Overview of Transaction Models

A transaction model uncovers transactions that might involve error or fraud, or otherwise present risk.

It consists of filters that define aspects of risk and select records that satisfy their definitions. A combination of these filters defines a complete risk, with each filter evaluating records returned by filters that precede it.

Filters cite business objects and attributes of those objects, which supply data for analysis. Oracle provides "delivered" business objects. Each is a set of related fields from a business application, and an attribute is one field within the set. You can create other types of object: An imported object is data imported via an xml file. A user-defined object is data returned by a specially configured advanced control. A system-generated object is data returned by certain transaction filters.

Standard Filters

A standard filter selects records containing an attribute whose values satisfy a condition. For example, a standard filter may state: Payment Amount (an attribute of the Payment business object) is greater than 5,000 dollars. As you create the filter, you:

  • Specify the attribute (and the object it belongs to).

  • Select the condition from a set of predefined conditions. (In the example, "is greater than" is the condition.)

  • Specify elements that complete the condition. These elements may be one or more constant values or another attribute of an object. (The example uses a single constant value, "5,000 dollars.")

Certain conditions enable a standard filter to gather attribute values into groups.
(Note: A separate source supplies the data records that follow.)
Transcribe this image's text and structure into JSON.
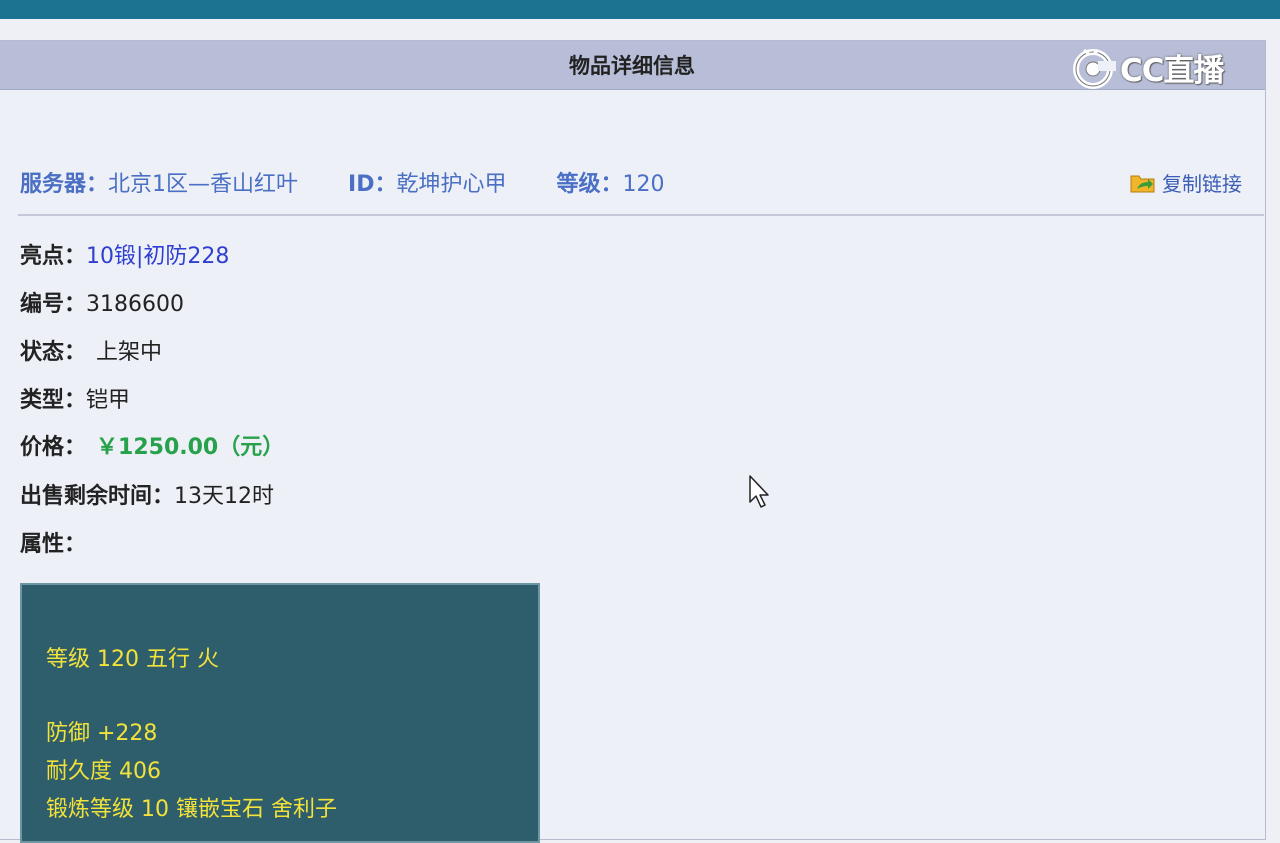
{
  "header": {
    "title": "物品详细信息"
  },
  "logo": {
    "text": "CC直播"
  },
  "info": {
    "server_label": "服务器：",
    "server_value": "北京1区—香山红叶",
    "id_label": "ID：",
    "id_value": "乾坤护心甲",
    "level_label": "等级：",
    "level_value": "120"
  },
  "copy_link": "复制链接",
  "fields": {
    "highlight_label": "亮点：",
    "highlight_value": "10锻|初防228",
    "number_label": "编号：",
    "number_value": "3186600",
    "status_label": "状态：",
    "status_value": "上架中",
    "type_label": "类型：",
    "type_value": "铠甲",
    "price_label": "价格：",
    "price_value": "￥1250.00（元）",
    "time_label": "出售剩余时间：",
    "time_value": "13天12时",
    "attr_label": "属性："
  },
  "attributes": {
    "line1": "等级 120 五行 火",
    "line2": "防御 +228",
    "line3": "耐久度 406",
    "line4": "锻炼等级 10 镶嵌宝石 舍利子"
  },
  "colors": {
    "topbar": "#1b7391",
    "header": "#b8bed8",
    "price": "#27a14b",
    "attr_bg": "#2e5d6c",
    "attr_text": "#f2e23a"
  }
}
For example, a filter may use a Similar condition to find invoices with similar supplier names. It would return sets of records, each set containing invoices that meet a similarity standard in a distinct way. The filter in this example may serve to identify duplicate invoices with slightly different renderings of a supplier's name.

Function Filters

A function filter, like a standard filter, creates a formula that specifies how attribute values must satisfy a condition. However, it also incorporates a function that operates on the attribute term, for example taking the average of a set of attribute values. It can create groups of records for the function to operate on, or it can use groups created by a standard filter.

For example, a function filter might group records by supplier. It may then calculate an average payment amount for each supplier, then determine whether each average amount exceeds a threshold value.

Pattern Filters

A pattern filter performs statistical analysis. As you create the filter, you select a pattern (a statistical function) from a predefined set, and you select one or more attributes whose values are subject to analysis. For example, a Mean pattern calculates the average for a set of numeric attribute values, and identifies values too far above or below the average. Each model can use only one pattern filter.